Rekordbox Video accomplishes what it sets out to do: it lets you mix videos just like you were DJing with music files, with just the right amount of tweakability to get your visual creativity going on the fly. There’s not much new here, though, as almost all of its features are available in other VJing apps like Mix Emergency and Serato Video, and it still has a ways to go before becoming stable enough for gig use.
First Impressions / Setting up
I fired up Rekordbox on my laptop computer, went to the Preferences, and got the Rekordbox Video add-on. It retails at a hefty US$149, but you can get a 30-day free trial if you want to check it out first. When you get Rekordbox Video, a “Video” button appears on the upper left. Clicking it brings up the Rekordbox Video interface in the middle of your screen (sounds familiar, Serato DJ users?).
It consists of three windows: two small ones on either side, which represent the left and the right video deck (this stays the same even if you’re mixing with four-channels). The middle window is your Preview window, which is what will be displayed onscreen if you’ve got your laptop hooked up to a projector, TV, or LED wall – think of it as the “master output” of your visuals.
Below the Preview window is a video crossfader that you can use to fade between the two video decks, just like a normal DJ mixer crossfader – you can tie it to your DJ controller’s crossfader by clicking the AV Sync button so you don’t have to move this independently, and it works great that way because it simplifies the process of VJing.
The video crossfader comes with 20 Transition FX, which let you vary the look of fading from one deck to another. You can set Rekordbox Video to automatically go through these effects in sequence or in a random order, just to keep your visual transitions fresh. It’s also possible to store up to five of your favourite Transition FX for quick recall.
Since Rekordbox Video was launched in tandem with the new DDJ-RZX flagship touchscreen controller, there are special Touch FX features here that take advantage of its displays. You can also just use your mouse and clicking and dragging on the Preview window to apply Touch FX, which I found to be quite fun and certainly more enjoyable than just moving the crossfader left and right.
Rekordbox Video allows you to organise your visuals into two kinds of playlists: Video and Photo. Photo playlists have the added function of being slideshows that you can load onto the “Slideshow” box in the Rekordbox Video interface which plays a series of photos while you mix.
Text, Image, and Camera overlay
Rekordbox Video can display some text using the fonts that you’ve got installed on your machine, and in different colours. It’s also possible to display a static image here from your computer. You can position of the text or image around the screen, but there’s very little in the way of animations and effects – at the moment, you can only choose to scroll the text or image left or right. It’s fine for displaying your DJ logo or for birthday greetings, though, and for that it gets the job done.
You can also opt to show a live feed from a camera, whether it’s your laptop’s onboard video camera or something that you’ve got connected to your computer, such as a GoPro.
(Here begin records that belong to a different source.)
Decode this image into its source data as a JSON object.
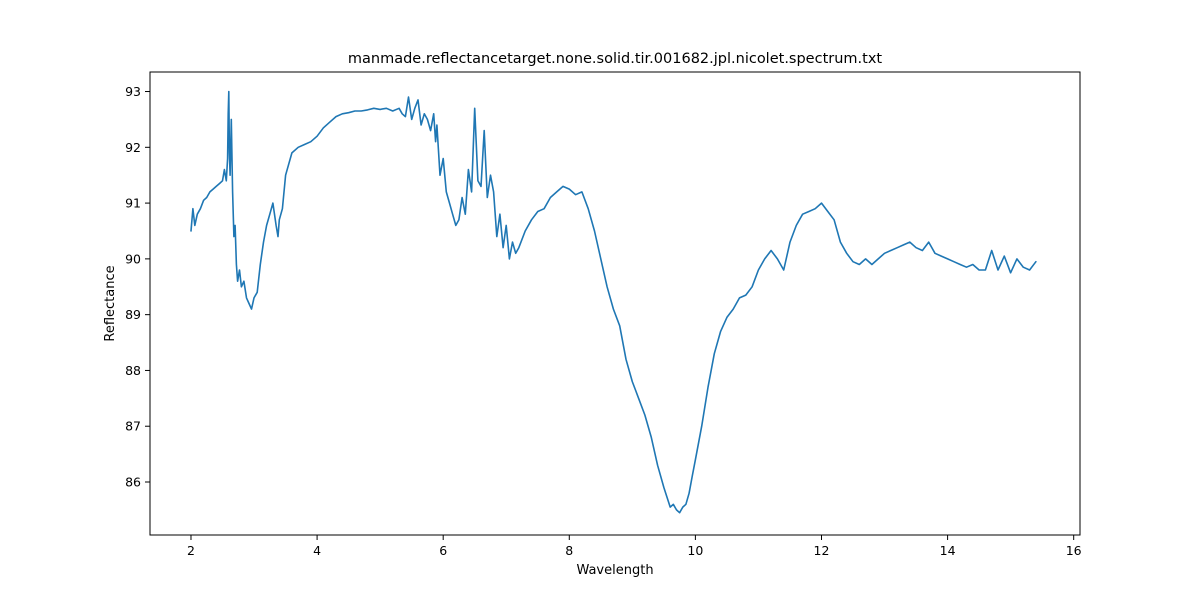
{
  "chart_data": {
    "type": "line",
    "title": "manmade.reflectancetarget.none.solid.tir.001682.jpl.nicolet.spectrum.txt",
    "xlabel": "Wavelength",
    "ylabel": "Reflectance",
    "xlim": [
      1.35,
      16.1
    ],
    "ylim": [
      85.05,
      93.35
    ],
    "xticks": [
      2,
      4,
      6,
      8,
      10,
      12,
      14,
      16
    ],
    "yticks": [
      86,
      87,
      88,
      89,
      90,
      91,
      92,
      93
    ],
    "grid": false,
    "series": [
      {
        "color": "#1f77b4",
        "x": [
          2.0,
          2.03,
          2.06,
          2.1,
          2.15,
          2.2,
          2.25,
          2.3,
          2.35,
          2.4,
          2.45,
          2.5,
          2.53,
          2.56,
          2.58,
          2.59,
          2.6,
          2.61,
          2.62,
          2.64,
          2.66,
          2.68,
          2.7,
          2.72,
          2.74,
          2.77,
          2.8,
          2.84,
          2.88,
          2.92,
          2.96,
          3.0,
          3.05,
          3.1,
          3.15,
          3.2,
          3.25,
          3.3,
          3.35,
          3.38,
          3.4,
          3.45,
          3.5,
          3.6,
          3.7,
          3.8,
          3.9,
          4.0,
          4.1,
          4.2,
          4.3,
          4.4,
          4.5,
          4.6,
          4.7,
          4.8,
          4.9,
          5.0,
          5.1,
          5.2,
          5.3,
          5.35,
          5.4,
          5.45,
          5.5,
          5.55,
          5.6,
          5.65,
          5.7,
          5.75,
          5.8,
          5.85,
          5.88,
          5.9,
          5.95,
          6.0,
          6.05,
          6.1,
          6.15,
          6.2,
          6.25,
          6.3,
          6.35,
          6.4,
          6.45,
          6.5,
          6.55,
          6.6,
          6.65,
          6.7,
          6.75,
          6.8,
          6.85,
          6.9,
          6.95,
          7.0,
          7.05,
          7.1,
          7.15,
          7.2,
          7.3,
          7.4,
          7.5,
          7.6,
          7.7,
          7.8,
          7.9,
          8.0,
          8.1,
          8.2,
          8.3,
          8.4,
          8.5,
          8.6,
          8.7,
          8.8,
          8.9,
          9.0,
          9.1,
          9.2,
          9.3,
          9.4,
          9.5,
          9.6,
          9.65,
          9.7,
          9.75,
          9.8,
          9.85,
          9.9,
          9.95,
          10.0,
          10.1,
          10.2,
          10.3,
          10.4,
          10.5,
          10.6,
          10.7,
          10.8,
          10.9,
          11.0,
          11.1,
          11.2,
          11.3,
          11.4,
          11.5,
          11.6,
          11.7,
          11.8,
          11.9,
          12.0,
          12.1,
          12.2,
          12.3,
          12.4,
          12.5,
          12.6,
          12.7,
          12.8,
          12.9,
          13.0,
          13.1,
          13.2,
          13.3,
          13.4,
          13.5,
          13.6,
          13.7,
          13.8,
          13.9,
          14.0,
          14.1,
          14.2,
          14.3,
          14.4,
          14.5,
          14.6,
          14.7,
          14.8,
          14.9,
          15.0,
          15.1,
          15.2,
          15.3,
          15.4
        ],
        "y": [
          90.5,
          90.9,
          90.6,
          90.8,
          90.9,
          91.05,
          91.1,
          91.2,
          91.25,
          91.3,
          91.35,
          91.4,
          91.6,
          91.4,
          91.8,
          92.6,
          93.0,
          91.9,
          91.5,
          92.5,
          91.2,
          90.4,
          90.6,
          89.9,
          89.6,
          89.8,
          89.5,
          89.6,
          89.3,
          89.2,
          89.1,
          89.3,
          89.4,
          89.9,
          90.3,
          90.6,
          90.8,
          91.0,
          90.6,
          90.4,
          90.7,
          90.9,
          91.5,
          91.9,
          92.0,
          92.05,
          92.1,
          92.2,
          92.35,
          92.45,
          92.55,
          92.6,
          92.62,
          92.65,
          92.65,
          92.67,
          92.7,
          92.68,
          92.7,
          92.65,
          92.7,
          92.6,
          92.55,
          92.9,
          92.5,
          92.7,
          92.85,
          92.4,
          92.6,
          92.5,
          92.3,
          92.6,
          92.1,
          92.4,
          91.5,
          91.8,
          91.2,
          91.0,
          90.8,
          90.6,
          90.7,
          91.1,
          90.8,
          91.6,
          91.2,
          92.7,
          91.4,
          91.3,
          92.3,
          91.1,
          91.5,
          91.2,
          90.4,
          90.8,
          90.2,
          90.6,
          90.0,
          90.3,
          90.1,
          90.2,
          90.5,
          90.7,
          90.85,
          90.9,
          91.1,
          91.2,
          91.3,
          91.25,
          91.15,
          91.2,
          90.9,
          90.5,
          90.0,
          89.5,
          89.1,
          88.8,
          88.2,
          87.8,
          87.5,
          87.2,
          86.8,
          86.3,
          85.9,
          85.55,
          85.6,
          85.5,
          85.45,
          85.55,
          85.6,
          85.8,
          86.1,
          86.4,
          87.0,
          87.7,
          88.3,
          88.7,
          88.95,
          89.1,
          89.3,
          89.35,
          89.5,
          89.8,
          90.0,
          90.15,
          90.0,
          89.8,
          90.3,
          90.6,
          90.8,
          90.85,
          90.9,
          91.0,
          90.85,
          90.7,
          90.3,
          90.1,
          89.95,
          89.9,
          90.0,
          89.9,
          90.0,
          90.1,
          90.15,
          90.2,
          90.25,
          90.3,
          90.2,
          90.15,
          90.3,
          90.1,
          90.05,
          90.0,
          89.95,
          89.9,
          89.85,
          89.9,
          89.8,
          89.8,
          90.15,
          89.8,
          90.05,
          89.75,
          90.0,
          89.85,
          89.8,
          89.95
        ]
      }
    ]
  }
}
It’s not a groundbreaking feature, but I think turntablists and controllerists might want to take advantage of it during performances.
Rekordbox Video accomplishes what it sets out to do: it lets you mix videos just like you were DJing with music files, with just the right amount of tweakability to get your visual creativity going on the fly. Again, hardly groundbreaking stuff as this has been around for years now in apps like Mix Emergency, Virtual DJ, and Serato DJ.
Unlike the aforementioned programs, though, Rekordbox Video still has a ways to go in terms of stability. I’m on a 2015 MacBook Pro 15″, so I wasn’t expecting any issues with video playback, but I’d randomly get errors when dropping in MP4 videos. These aren’t massive files either (between 10 to 80MB), so there are clearly quite a number of bugs to squash to make this “gig ready”.
Overall, if you’re already using Rekordbox DJ and would want to give VJing a try, it wouldn’t hurt to get the 30-day free trial and see if it works for you. You’ll want to test it out with your system first before taking it on the road though, lest you crash in the middle of a set.